Für die indische Seite ergaben sich aus der dezentralen und zugleich weniger rigiden Vorgehensweise der Westdeutschen einige Vorteile. So konnte sie durch „das Prinzip des ‚Learning by doing‘ aufgrund der indischen Mitarbeit während der Montage“ von diesen Erfahrungen profitieren (Stümpel 1966, S. 121).

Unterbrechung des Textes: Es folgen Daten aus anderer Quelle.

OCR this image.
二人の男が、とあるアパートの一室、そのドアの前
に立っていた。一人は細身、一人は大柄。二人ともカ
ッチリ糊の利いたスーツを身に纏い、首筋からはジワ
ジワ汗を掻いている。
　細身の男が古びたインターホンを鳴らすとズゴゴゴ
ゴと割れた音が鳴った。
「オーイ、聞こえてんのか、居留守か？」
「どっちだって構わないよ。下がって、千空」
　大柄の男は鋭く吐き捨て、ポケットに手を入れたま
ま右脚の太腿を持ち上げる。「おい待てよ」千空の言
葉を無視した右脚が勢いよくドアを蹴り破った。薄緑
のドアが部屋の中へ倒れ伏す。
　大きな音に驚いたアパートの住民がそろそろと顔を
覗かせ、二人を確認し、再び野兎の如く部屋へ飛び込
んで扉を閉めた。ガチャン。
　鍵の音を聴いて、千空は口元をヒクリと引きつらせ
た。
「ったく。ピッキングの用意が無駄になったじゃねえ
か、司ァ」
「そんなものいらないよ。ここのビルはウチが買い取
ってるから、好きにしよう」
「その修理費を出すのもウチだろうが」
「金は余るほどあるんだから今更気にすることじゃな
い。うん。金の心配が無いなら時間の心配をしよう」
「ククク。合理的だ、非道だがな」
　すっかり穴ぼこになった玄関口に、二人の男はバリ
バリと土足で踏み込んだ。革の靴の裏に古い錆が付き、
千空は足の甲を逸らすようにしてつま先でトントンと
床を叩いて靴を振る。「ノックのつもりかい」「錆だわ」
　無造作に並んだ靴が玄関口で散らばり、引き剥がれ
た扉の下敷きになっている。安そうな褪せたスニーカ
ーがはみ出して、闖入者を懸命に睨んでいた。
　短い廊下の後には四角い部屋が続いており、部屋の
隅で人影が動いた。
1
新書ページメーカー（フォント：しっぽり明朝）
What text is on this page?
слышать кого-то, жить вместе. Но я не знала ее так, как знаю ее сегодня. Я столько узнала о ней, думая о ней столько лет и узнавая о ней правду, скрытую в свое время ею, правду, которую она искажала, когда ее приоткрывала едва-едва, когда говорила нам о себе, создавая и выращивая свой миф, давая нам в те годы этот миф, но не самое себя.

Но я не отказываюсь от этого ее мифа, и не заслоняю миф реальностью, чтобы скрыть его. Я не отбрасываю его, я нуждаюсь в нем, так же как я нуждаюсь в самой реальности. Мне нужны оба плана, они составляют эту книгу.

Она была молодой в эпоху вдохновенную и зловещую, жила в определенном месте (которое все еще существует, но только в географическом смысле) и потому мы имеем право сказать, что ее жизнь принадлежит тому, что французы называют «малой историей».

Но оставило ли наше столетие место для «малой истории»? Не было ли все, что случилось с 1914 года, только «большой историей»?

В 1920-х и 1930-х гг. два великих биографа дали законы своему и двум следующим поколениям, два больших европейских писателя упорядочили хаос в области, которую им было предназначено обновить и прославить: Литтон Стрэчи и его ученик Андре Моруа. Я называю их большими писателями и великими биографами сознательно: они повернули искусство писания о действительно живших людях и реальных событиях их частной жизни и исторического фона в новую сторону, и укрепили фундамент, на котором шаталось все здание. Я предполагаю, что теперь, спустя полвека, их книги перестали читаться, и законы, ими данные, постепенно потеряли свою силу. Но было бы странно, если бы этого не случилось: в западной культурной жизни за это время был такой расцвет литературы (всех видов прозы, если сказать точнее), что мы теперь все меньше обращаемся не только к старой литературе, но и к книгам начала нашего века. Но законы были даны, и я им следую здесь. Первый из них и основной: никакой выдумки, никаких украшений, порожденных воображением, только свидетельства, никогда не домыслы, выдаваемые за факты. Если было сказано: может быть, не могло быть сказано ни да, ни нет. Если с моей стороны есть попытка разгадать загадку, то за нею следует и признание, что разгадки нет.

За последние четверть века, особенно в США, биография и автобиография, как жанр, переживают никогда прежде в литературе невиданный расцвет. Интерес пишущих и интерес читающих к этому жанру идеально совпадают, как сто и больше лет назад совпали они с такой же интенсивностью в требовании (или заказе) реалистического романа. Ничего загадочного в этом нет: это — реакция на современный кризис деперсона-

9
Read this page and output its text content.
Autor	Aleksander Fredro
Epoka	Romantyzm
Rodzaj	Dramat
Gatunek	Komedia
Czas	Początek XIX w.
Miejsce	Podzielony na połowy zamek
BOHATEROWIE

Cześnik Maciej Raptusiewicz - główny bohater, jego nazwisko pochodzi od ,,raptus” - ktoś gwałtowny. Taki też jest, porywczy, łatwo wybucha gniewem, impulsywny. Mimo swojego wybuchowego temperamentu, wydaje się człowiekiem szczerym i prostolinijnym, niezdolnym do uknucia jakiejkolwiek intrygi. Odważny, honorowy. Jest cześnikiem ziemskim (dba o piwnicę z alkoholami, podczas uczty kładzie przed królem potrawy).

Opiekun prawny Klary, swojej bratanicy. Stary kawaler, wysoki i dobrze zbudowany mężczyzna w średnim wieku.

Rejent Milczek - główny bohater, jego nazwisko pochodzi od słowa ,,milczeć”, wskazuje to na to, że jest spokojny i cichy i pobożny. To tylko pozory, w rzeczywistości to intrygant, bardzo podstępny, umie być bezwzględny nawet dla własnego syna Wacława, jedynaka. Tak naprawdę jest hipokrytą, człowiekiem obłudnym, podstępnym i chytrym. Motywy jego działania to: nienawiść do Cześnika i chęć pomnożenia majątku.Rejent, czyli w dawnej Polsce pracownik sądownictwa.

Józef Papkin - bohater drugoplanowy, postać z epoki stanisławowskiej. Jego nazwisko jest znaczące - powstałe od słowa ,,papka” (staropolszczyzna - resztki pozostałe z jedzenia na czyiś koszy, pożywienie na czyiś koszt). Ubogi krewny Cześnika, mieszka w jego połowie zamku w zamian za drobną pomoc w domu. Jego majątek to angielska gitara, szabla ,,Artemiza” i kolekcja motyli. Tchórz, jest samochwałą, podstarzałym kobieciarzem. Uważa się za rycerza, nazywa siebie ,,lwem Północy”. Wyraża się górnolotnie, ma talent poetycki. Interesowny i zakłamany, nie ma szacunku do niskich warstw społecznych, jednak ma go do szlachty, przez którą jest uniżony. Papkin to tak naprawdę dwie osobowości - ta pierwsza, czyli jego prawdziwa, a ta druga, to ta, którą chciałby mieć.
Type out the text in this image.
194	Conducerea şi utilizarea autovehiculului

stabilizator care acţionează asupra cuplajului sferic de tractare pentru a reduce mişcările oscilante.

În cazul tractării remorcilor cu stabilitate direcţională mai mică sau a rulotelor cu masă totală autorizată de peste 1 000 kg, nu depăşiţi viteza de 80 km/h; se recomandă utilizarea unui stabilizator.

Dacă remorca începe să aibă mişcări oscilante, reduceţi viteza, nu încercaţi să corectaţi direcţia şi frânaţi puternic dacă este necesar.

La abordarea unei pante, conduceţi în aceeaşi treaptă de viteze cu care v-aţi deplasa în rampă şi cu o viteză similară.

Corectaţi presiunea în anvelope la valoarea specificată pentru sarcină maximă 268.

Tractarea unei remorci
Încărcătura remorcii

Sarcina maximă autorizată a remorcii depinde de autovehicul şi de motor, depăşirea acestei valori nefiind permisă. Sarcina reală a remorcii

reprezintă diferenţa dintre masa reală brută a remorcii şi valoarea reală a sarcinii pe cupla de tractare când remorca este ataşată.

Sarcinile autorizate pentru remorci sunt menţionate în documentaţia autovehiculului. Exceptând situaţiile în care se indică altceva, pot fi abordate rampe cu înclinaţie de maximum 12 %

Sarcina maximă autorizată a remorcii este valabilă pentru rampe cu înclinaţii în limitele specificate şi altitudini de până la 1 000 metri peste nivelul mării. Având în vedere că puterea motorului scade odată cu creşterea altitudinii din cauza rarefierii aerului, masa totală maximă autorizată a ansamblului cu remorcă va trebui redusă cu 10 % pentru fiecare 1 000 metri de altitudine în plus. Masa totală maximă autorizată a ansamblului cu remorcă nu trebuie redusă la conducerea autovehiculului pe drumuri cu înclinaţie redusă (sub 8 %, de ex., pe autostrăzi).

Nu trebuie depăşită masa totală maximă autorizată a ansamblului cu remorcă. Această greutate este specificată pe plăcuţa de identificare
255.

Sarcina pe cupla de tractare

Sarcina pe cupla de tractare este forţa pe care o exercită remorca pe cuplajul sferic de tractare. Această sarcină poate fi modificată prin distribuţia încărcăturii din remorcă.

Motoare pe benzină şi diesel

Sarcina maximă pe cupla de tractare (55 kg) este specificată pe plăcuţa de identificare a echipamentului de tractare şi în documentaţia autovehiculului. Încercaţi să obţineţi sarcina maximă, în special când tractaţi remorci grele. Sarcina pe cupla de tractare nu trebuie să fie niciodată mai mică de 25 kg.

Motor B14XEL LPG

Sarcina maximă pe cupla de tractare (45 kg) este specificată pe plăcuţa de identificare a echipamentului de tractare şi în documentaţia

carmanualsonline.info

Schließlich bestand ein weiterer Vorteil der Rourkela-Verträge für die indische Seite darin, dass die beteiligten deutschen Firmen häufig gegeneinander ausgespielt und demzufolge zu manchen Zugeständnissen über den Rahmen ihrer vertraglich verankerten Verpflichtungen hinaus veranlasst werden konnten.

(Stümpel 1966, S. 121)

Die deutschen Wirtschaftsakteure versäumten es, „aus der bestehenden Situation die entsprechende Konsequenz zu ziehen und die Vertragsvielfalt durch eine zusammengefasste Führung etwa in der Form eines Konsortiums soweit wie möglich zu kompensieren“ (S. 121).

Das Fehlen einer solchen Führungsgruppe hatte auch Auswirkungen auf das Kräfteverhältnis zwischen den indisch-deutschen Akteuren und ihren Möglichkeiten für strategische Kommunikation. Der Takt der Fertigstellung und die Ereigniskette wurden letztlich von der indischen Werksleitung bestimmt.

 

 

Autor(en): T.L.

Anmerkungen

1 Anfangs war auch noch die Gutehoffnungshütte (GHH) als verantwortlicher Partner dabei, die sich aber „aus nicht weiter bekannten Gründen kurz vor Vertragsabschluss aus dem Geschäft zurück(zog)“ (Unger 2008, S. 371).

2 „Die Jahreskapazität dieser Anlage war auf 500.000 t ausgelegt, wurde jedoch dann aufgrund der Planziele des 2. Fünfjahresplanes auf 1 Mill. t erhöht, und zwar aufgrund eines Zusatzabkommens, das am 21. Juli 1955 abgeschlossen wurde.“ (Stümpel 1966, S. 37)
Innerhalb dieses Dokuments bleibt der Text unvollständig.